Thirdly, at its extreme, military intervention in the name of protecting or promoting human rights is another frequently used agenda-advancing tool. Now wars are often called "humanitarian interventions." Human rights discourse was used to justify wars from Nicaragua to Syria and from Iraq to Libya, eventually leaving humans massacred and their rights shattered.
In the not so distant past, the "Xinjiang narrative" has been related to violent separatism and terrorism in the Western discourse. But over the recent past, the issue has gradually been rerouted to the allegation of so-called crimes against humanity or genocide against China's Xinjiang, particularly during Trump's administration when anti-China was put into full gear. One could easily discern that the more its geopolitical hostility against China has increased, the harder allegations of so-called human rights violations in Xinjiang have been campaigned on.

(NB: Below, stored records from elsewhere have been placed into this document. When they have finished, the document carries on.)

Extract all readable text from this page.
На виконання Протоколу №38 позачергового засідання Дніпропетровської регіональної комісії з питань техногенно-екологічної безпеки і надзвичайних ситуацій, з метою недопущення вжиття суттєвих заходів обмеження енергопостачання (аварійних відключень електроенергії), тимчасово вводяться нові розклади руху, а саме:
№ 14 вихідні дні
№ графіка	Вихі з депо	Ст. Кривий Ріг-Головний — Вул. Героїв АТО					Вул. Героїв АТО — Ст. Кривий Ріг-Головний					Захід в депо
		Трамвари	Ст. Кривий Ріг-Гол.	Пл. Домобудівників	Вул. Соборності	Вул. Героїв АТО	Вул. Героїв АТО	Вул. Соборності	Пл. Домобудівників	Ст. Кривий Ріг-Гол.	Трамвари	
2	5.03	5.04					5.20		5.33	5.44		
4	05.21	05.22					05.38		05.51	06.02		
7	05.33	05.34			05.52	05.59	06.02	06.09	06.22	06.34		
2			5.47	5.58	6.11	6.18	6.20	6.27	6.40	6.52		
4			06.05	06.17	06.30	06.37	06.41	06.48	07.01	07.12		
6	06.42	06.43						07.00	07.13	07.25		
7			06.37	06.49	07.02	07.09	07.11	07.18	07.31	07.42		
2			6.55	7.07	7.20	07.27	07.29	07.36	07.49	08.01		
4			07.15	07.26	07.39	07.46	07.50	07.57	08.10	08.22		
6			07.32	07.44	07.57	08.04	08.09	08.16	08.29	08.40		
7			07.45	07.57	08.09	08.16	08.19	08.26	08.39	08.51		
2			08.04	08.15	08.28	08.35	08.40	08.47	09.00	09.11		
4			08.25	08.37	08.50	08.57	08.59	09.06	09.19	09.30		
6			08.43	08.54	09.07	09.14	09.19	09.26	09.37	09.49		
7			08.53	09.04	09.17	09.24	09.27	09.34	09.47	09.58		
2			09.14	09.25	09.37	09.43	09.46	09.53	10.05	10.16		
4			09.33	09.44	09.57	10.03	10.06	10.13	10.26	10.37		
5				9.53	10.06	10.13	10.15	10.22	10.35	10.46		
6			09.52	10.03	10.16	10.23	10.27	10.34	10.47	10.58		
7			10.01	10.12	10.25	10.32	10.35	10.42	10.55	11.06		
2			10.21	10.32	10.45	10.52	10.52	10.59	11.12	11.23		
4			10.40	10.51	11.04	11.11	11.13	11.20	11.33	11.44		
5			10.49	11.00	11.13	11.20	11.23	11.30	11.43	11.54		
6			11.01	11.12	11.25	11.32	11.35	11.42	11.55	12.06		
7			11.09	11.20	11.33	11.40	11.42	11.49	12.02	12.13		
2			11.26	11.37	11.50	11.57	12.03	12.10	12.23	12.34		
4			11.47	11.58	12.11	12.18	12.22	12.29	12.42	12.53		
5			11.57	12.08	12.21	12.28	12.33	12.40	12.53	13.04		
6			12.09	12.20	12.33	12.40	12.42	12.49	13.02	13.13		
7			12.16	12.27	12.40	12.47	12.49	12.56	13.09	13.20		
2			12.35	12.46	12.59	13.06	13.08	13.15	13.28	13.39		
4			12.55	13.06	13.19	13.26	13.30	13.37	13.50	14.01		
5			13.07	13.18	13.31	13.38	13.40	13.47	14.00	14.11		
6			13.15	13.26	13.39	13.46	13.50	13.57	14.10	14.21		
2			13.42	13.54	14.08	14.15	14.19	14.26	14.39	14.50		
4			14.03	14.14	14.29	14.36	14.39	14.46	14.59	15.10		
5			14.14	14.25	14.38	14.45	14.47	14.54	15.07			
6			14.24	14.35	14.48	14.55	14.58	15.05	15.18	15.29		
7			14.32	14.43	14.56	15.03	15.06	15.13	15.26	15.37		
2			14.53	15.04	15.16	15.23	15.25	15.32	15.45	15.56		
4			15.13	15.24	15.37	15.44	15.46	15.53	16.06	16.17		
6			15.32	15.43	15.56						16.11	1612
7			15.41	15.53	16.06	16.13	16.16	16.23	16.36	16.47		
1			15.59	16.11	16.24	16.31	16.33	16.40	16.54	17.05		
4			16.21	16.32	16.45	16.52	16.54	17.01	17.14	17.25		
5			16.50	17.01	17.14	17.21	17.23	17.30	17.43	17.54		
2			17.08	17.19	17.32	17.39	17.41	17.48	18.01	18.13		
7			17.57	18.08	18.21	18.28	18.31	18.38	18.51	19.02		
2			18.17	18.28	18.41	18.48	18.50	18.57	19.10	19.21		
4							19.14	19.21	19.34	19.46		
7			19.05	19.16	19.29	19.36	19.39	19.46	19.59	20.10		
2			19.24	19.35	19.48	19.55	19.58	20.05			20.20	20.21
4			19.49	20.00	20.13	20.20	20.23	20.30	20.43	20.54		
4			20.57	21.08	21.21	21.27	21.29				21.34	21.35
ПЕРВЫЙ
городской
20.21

The U.S. is in an all-out strategic competition with China, being waged on multiple fronts to contain China. In such a full-fledged cold-war-like geo-strategic competition, as was seen in one against the Soviet Union, one of the many containment frontiers the U.S. has long been habituated to wage against its adversaries is to demonize them by hurling allegations of human rights violations – sometimes even by manufacturing a far-from-near-truth.